01. Week 16 — Engineering Principles¶
🧠 Mental models¶
- One-way vs two-way decisions: "a concrete door versus a revolving door"
- ADRs: "the ship's log for why the course changed"
- Unit tests vs evals vs monitoring: "factory checks at build time, QA on the line, and alarms in the field"
- Technical debt: "interest charged on every shortcut"
- API-first: "rent first, build later if the neighborhood is truly worth it"
- Stakeholder communication: "the same engine shown through different dashboards"
⚠️ Common traps¶
- Arguing about tools before stating the real decision, constraints, and reversibility.
- Using unit tests to validate probabilistic model behavior that needs evals instead.
- Treating prompt or model-config edits as harmless text changes with no review trail.

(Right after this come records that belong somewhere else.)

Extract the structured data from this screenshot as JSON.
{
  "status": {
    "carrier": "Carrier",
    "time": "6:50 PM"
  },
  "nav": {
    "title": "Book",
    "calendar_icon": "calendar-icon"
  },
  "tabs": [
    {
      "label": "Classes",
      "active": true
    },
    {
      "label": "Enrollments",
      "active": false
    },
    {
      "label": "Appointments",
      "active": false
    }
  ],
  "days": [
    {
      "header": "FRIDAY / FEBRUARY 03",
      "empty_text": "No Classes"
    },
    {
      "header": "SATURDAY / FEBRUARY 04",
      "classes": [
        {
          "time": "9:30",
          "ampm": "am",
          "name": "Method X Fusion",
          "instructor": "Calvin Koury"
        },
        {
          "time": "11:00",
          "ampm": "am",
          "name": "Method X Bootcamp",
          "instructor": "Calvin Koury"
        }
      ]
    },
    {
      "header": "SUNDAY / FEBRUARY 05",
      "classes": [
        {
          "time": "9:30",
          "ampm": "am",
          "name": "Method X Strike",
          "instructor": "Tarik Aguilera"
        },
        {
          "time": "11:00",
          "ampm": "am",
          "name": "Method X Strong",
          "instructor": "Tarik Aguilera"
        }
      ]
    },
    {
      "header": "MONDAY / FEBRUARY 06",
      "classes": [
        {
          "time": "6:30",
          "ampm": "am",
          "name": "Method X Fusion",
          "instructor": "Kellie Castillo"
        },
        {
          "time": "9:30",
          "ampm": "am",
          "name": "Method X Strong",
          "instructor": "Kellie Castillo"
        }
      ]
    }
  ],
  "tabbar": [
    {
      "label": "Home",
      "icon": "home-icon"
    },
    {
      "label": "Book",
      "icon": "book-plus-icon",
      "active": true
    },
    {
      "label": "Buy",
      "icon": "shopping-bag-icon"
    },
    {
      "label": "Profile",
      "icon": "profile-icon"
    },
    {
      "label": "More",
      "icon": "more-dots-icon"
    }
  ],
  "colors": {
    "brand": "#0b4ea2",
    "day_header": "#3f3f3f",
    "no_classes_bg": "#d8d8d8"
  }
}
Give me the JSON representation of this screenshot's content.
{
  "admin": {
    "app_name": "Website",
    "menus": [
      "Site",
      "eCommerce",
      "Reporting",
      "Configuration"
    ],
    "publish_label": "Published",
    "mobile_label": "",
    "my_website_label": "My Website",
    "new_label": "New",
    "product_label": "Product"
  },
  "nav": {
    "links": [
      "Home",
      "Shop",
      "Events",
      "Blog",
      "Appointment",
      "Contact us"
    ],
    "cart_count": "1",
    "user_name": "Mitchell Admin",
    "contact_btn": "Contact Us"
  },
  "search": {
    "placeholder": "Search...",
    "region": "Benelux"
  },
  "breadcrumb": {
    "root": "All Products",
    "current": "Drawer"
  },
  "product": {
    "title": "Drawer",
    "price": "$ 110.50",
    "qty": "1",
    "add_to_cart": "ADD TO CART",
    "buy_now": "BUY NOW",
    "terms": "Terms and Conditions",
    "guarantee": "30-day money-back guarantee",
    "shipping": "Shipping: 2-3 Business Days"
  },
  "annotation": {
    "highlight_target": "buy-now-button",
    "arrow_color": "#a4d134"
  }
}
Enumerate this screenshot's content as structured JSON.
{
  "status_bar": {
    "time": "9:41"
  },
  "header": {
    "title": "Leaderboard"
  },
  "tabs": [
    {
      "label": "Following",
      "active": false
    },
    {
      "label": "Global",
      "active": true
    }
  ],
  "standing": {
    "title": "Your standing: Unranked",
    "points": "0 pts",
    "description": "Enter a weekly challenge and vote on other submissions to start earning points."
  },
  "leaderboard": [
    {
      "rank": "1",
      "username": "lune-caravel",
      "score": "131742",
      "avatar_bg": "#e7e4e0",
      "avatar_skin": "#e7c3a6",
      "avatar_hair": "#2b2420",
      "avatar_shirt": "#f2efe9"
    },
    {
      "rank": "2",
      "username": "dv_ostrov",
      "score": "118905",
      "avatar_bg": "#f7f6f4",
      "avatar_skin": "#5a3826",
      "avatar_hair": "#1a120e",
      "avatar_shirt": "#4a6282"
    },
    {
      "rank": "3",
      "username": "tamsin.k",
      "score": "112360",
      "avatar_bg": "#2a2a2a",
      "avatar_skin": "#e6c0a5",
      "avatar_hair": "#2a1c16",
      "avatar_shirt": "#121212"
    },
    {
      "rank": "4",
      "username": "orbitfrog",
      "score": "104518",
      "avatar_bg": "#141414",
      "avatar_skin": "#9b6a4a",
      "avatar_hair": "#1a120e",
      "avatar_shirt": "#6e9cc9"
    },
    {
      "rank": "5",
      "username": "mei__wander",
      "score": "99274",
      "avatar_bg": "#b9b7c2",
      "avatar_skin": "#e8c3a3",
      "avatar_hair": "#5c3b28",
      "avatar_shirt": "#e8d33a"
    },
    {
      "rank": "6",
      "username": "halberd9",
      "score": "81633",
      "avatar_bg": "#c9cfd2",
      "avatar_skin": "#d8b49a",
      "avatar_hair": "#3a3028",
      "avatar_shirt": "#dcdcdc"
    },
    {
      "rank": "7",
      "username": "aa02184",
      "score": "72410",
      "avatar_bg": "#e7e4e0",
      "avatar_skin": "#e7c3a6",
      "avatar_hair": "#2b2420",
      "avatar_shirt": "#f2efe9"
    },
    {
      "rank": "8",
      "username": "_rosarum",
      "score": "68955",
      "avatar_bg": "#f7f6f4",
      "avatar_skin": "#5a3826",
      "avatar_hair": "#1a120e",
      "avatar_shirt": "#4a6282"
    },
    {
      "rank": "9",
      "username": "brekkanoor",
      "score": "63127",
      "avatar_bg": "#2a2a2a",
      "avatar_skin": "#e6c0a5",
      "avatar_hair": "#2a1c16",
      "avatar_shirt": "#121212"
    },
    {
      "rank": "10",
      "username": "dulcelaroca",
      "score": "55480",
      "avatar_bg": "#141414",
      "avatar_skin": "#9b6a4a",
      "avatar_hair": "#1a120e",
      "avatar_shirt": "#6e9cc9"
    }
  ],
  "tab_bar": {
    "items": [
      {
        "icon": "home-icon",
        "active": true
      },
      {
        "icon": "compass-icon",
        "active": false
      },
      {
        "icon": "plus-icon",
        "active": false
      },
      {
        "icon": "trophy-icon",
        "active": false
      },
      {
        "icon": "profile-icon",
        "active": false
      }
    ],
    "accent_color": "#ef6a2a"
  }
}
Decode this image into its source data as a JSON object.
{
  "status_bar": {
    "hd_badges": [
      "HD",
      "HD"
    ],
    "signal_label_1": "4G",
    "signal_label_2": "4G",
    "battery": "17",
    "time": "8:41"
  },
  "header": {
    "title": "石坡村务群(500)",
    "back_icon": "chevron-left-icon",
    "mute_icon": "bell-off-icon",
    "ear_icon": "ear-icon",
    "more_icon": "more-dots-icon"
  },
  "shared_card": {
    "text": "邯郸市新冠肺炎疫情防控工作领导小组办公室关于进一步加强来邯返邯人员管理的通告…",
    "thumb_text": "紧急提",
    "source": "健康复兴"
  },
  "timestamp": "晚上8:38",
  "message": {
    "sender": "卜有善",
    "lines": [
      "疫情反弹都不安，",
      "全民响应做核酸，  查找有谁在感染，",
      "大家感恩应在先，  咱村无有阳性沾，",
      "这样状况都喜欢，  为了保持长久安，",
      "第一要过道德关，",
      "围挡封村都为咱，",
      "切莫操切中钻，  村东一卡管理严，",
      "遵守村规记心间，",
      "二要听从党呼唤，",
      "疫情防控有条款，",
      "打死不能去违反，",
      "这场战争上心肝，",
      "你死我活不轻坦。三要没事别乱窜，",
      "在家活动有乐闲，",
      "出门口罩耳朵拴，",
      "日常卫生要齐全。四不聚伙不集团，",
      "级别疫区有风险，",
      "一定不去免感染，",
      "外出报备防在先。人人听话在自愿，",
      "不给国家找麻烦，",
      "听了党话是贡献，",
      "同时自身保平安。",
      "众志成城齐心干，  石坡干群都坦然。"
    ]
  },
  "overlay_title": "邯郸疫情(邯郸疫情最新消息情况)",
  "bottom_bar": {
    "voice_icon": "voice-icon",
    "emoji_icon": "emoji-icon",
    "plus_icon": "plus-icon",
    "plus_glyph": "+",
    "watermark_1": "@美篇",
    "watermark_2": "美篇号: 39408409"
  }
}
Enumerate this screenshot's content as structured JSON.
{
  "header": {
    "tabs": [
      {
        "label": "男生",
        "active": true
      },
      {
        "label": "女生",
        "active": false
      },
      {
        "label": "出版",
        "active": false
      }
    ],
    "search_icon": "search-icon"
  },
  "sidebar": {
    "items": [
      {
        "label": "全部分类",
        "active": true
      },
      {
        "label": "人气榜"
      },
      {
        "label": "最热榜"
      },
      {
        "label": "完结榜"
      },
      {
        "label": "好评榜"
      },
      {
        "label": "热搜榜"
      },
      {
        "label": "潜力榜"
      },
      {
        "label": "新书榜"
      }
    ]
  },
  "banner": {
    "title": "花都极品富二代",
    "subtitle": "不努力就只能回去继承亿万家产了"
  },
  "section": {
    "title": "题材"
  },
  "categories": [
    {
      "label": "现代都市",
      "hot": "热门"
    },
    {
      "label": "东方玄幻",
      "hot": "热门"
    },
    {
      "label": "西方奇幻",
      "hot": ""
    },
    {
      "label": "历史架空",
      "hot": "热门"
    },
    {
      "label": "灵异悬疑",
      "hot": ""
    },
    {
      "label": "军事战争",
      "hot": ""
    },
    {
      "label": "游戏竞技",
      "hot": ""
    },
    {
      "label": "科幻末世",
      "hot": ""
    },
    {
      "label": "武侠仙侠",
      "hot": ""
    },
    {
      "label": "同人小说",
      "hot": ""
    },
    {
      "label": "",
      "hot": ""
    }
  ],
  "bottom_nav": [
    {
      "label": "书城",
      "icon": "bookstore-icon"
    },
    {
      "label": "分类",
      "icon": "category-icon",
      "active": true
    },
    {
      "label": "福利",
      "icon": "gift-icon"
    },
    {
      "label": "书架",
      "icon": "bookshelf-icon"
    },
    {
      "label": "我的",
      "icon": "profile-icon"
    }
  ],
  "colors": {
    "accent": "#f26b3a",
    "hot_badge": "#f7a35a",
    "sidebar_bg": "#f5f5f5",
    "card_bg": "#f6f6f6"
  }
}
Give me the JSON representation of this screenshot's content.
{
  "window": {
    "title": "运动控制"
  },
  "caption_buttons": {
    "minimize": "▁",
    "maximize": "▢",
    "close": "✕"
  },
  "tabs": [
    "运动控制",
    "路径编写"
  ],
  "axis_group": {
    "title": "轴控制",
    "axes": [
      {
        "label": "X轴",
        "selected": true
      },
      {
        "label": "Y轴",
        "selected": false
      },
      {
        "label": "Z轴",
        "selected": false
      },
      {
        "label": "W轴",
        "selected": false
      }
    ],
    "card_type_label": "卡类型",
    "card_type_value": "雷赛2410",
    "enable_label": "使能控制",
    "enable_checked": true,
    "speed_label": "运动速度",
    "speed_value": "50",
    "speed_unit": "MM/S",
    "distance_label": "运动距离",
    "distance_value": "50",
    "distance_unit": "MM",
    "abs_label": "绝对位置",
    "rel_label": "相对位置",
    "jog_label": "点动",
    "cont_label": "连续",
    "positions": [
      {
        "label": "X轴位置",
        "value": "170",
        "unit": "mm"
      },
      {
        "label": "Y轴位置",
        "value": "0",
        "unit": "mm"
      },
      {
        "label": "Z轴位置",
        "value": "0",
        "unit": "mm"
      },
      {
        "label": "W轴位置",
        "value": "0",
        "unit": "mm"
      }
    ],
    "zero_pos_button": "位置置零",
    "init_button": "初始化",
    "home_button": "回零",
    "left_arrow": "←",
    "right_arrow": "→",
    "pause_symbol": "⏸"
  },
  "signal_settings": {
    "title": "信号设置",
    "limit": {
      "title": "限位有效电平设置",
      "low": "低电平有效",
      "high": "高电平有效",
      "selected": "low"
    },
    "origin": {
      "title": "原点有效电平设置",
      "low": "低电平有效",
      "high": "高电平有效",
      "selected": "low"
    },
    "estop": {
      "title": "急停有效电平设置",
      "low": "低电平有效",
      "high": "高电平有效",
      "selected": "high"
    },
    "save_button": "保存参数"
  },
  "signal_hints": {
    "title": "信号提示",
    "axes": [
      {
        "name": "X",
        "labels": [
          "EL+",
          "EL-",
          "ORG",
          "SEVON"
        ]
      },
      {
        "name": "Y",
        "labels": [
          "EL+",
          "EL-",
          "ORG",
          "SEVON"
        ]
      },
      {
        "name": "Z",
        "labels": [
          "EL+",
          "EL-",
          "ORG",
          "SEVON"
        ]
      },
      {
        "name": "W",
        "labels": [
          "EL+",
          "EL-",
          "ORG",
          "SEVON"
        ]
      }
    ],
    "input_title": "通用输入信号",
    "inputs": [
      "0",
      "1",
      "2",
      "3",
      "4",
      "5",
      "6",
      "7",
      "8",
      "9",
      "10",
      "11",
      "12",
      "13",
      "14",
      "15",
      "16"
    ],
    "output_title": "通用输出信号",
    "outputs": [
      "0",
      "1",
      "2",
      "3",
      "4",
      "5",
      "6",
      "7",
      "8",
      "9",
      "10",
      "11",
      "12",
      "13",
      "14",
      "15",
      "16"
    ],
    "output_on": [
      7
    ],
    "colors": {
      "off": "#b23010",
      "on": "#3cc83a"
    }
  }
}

- Choosing fine-tuning or self-hosting for prestige instead of evidence and operational need.
- Letting research-heavy work escape ownership, documentation, or rollback planning.
- Explaining architecture only in technical language and leaving product, finance, or legal unconvinced.
🔗 Prerequisites & connections¶
Builds on: Module 15 capstone trade-offs and the earlier modules where you learned modeling, evaluation, cost, latency, and system failure patterns.
Feeds into: Module 17 MLOps & Production, where reproducibility, versioning, release discipline, and incident response become operational requirements.
💬 Interview phrasing¶
- How do you decide between build, buy, prompt-plus-RAG, and fine-tune?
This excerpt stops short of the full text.